Pour sa première incursion dans le merveilleux monde de la réalisation, Jason Bateman a effet tenu à se démarquer tout en restant sur un terrain qui lui est maintenant familier depuis de nombreuses années, à savoir la comédie. Cependant, si Bad Words ne tend pas uniquement à faire rire, il demeure au final une bonne vieille comédie des familles déguisée en petit film indé typé Sundance, parfait pour asseoir le talent d’un comédien tentant de rajouter une corde à son arc à l’instar de tant d’autres de ses collègues. L’originalité, il faut plutôt aller la chercher du côté du scénario, qui a la particularité de s’intéresser à un phénomène purement américain, à savoir les concours d’orthographe destinés aux meilleurs élèves des écoles de l’Oncle Sam. Dans Bad Words donc, un type participe à l’un des concours les plus prestigieux du genre. Le hic, c’est qu’il a largement dépassé l’âge limite et doit donc se fritter sur le podium avec des gamins d’une dizaine d’années.
Le pitch, propice à une certaine irrévérence, rend plusieurs fois justice au titre du métrage, et met en scène un personnage antipathique, porté sur les jurons, qui, on s’en doute, va se racheter une conscience, au contact de l’un des jeunes concurrents (Le jeune concurrent en question étant incarné avec une justesse absolue par le petit surdoué Rohan Chandz). Ou pas finalement, mais on vous laisse la surprise…
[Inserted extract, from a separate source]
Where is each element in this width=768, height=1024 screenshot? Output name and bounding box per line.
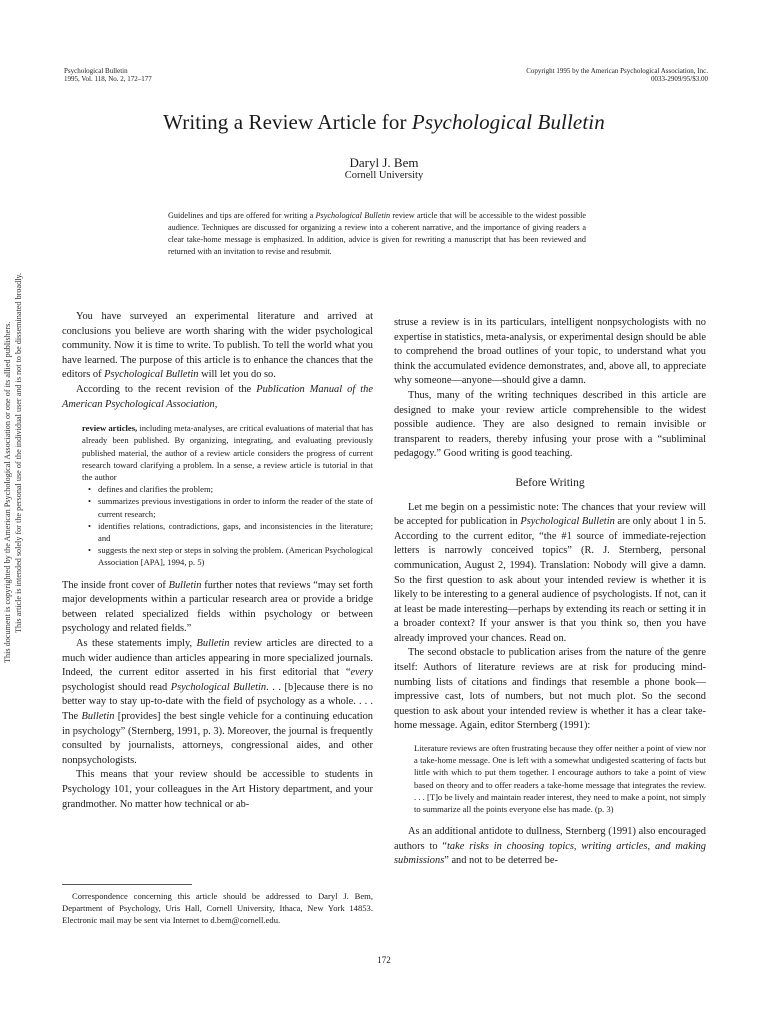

C’est alors que Bateman continue son entreprise de destruction massive de son image tenace de gendre idéal, avec un anti-héros de plus en plus attachant, car motivé par autre chose que par le pur plaisir de mettre le bazar. Vous l’aurez compris, Bad Words ne va pas révolutionner le genre. Certes, son cadre lui offre un piquant très appréciable, mais non, le film ne fait pas des pieds et des mains pour se démarquer à tout prix. Ce qui paradoxalement lui fait gagner quelques points de sympathie tant tout ceci sonne avec une belle modestie devenue rare. Bad Words est un premier film abouti et simple. Un poil facile, il s’avère plus qu’à son tour drôle en jouant sur un décalage maintenu jusqu’au bout. Épaulé par la brillante (on ne dira jamais assez de bien de cette superbe actrice) Kathryn Hahn (Frangins malgré eux), Jason Bateman livre un numéro irrévérencieux, afin de souligner en filigrane le système éducatif américain et son exigence d’excellence toujours plus écrasante pour les enfants qui y sont soumis. Espèce d’expression guindée d’un rouleau compresseur impitoyable avec ceux qui restent à la traîne, le concours d’orthographe du film se voit dynamité pour mieux mettre en exergue des failles évidentes. Sous les répliques cruelles et mordantes se cache ainsi une comédie concernée, portée par un acteur/réalisateur un poil dépassé par ses ambitions, et dont la démarche n’apparaît pas avec autant de clarté qu’il aurait fallu pour lui permettre de toucher au vif.

Plutôt attachant, Bad Words a quand même un peu le cul entre deux chaises. En appuyant davantage là où ça fait mal, et en tournant le dos aux conventions trop évidentes, Bateman aurait pu livrer une missive hilarante plus proche de certaines productions insolentes de la comédie américaine en rupture avec les clichés en vigueur. Au lieu de ça, son long-métrage oscille entre le mordant de dialogues parfois vraiment acides, et la douceur de certaines de ses thématiques principales, sans oublier de se terminer sur une touche qui finit de le faire ressembler à un feel good movie somme toute conventionnel.
Petit rendez-vous manqué pour Jason Bateman qui aurait pu faire là une entrée fracassante dans le club des acteurs/réalisateurs, mais qui, à la place, reste dans les clous, sans se priver de quelques ruades plutôt jubilatoires qui offrent à Bad Words tout son sel. De quoi faire quoi qu’il en soit de cette première livraison une comédie recommandable et de regretter tant qu’on y est une sortie en vidéo discrète, alors qu’elle aurait eu toute sa place dans les cinémas.